<74>De leur foi opprimée au ciel portaient la plainte.
Mais ces persécutés, bientôt changeant de mœurs,
Des autres à leur tour furent persécuteurs,
Et, de leurs ennemis même employant les armes,
Portèrent dans leur sein le trouble et les alarmes.
Leurs docteurs furieux, méprisant le bon sens,
Selon leurs intérêts changeaient leurs arguments,
Et, de barbares mots cherchant la vaine emphase,
Embrouillaient la dispute, obscurcissant la phrase;
Tout sentiment nouveau, toute autre opinion,
Semblaient à leur parti menacer du talion.

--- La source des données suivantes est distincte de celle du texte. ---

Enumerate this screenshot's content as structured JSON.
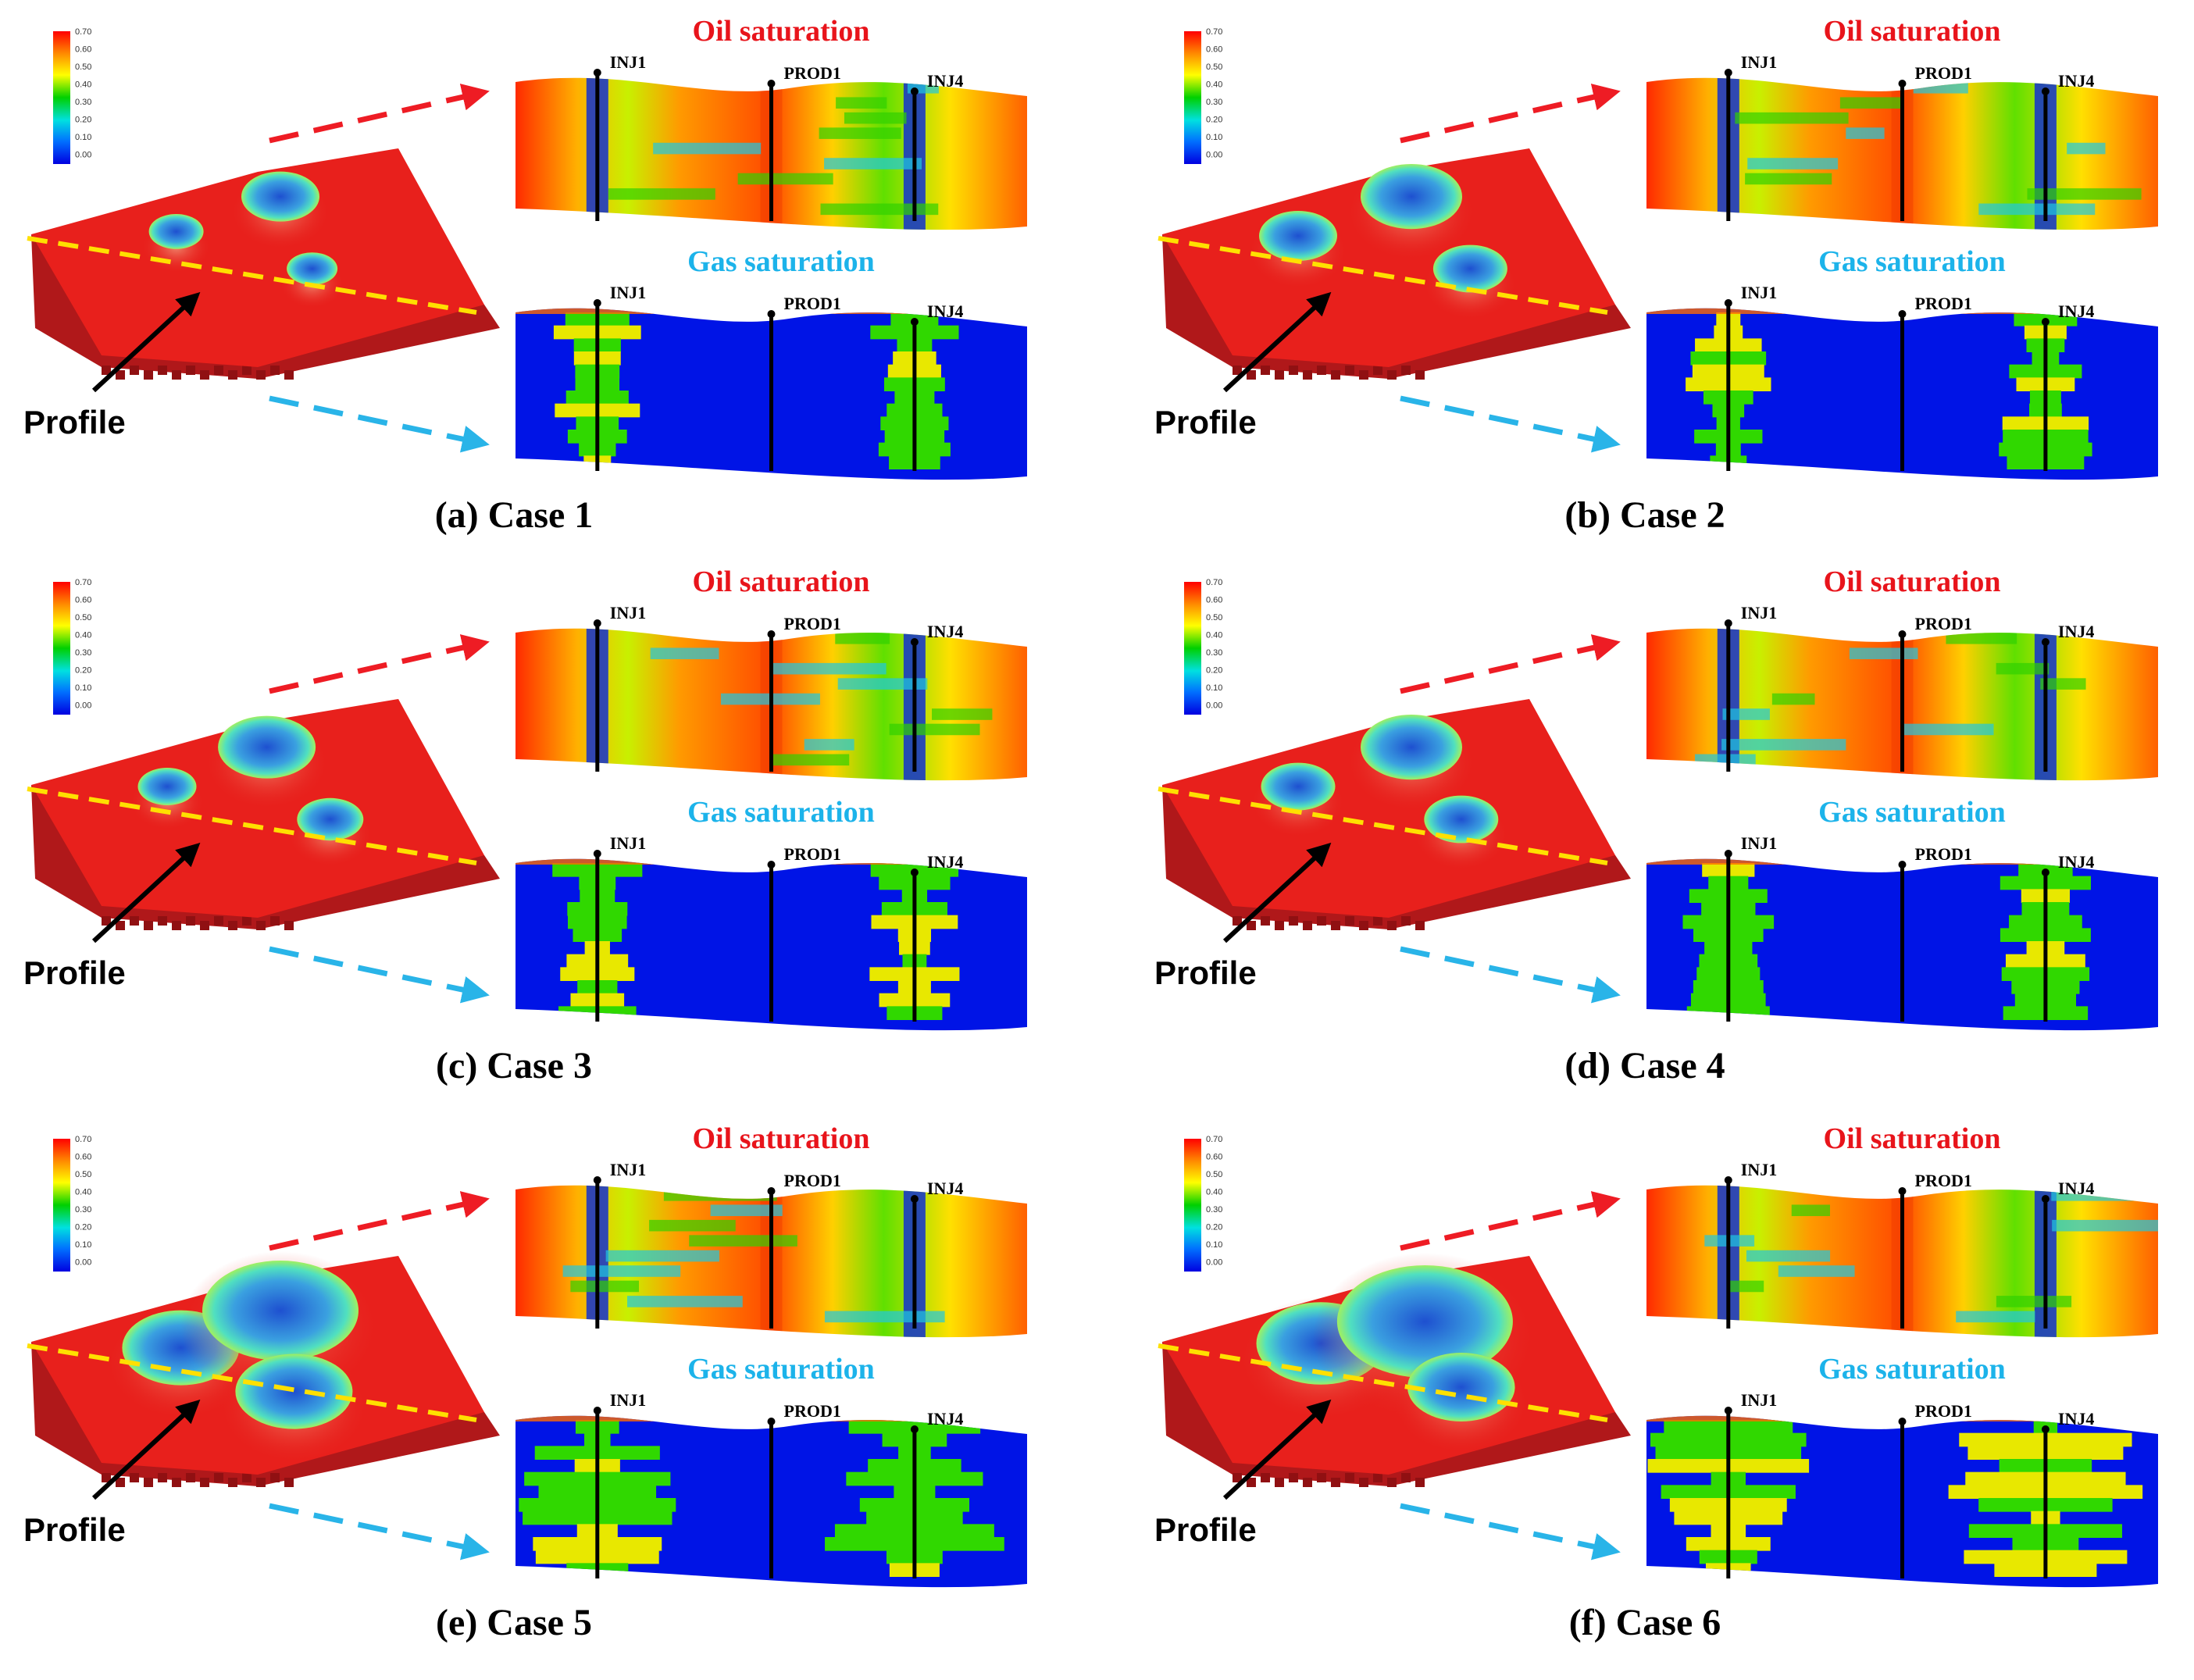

L'Afrique est moins fertile en monstres, en insectes,
Que ce parti nouveau l'est en nouvelles sectes,
Pleines d'un même fiel, promptes à se venger,
Et d'un zèle enflammé prêtes à s'égorger.
O fanatisme affreux! seul dieu qui les inspire,
Qui ranimez leur haine afin de les détruire,
Redites-moi quel bras, quel salutaire bras
Les sauva malgré vous de l'horreur du trépas.
Ils auraient dû périr en se faisant la guerre,
Ainsi que ces héros enfantés par la terre,
Qui, nés des dents d'un monstre, en avaient la fureur,
Se livraient follement au glaive destructeur.
Sont-ce là les chrétiens dont l'Europe nous vante
La religion douce, aimable et bienfaisante?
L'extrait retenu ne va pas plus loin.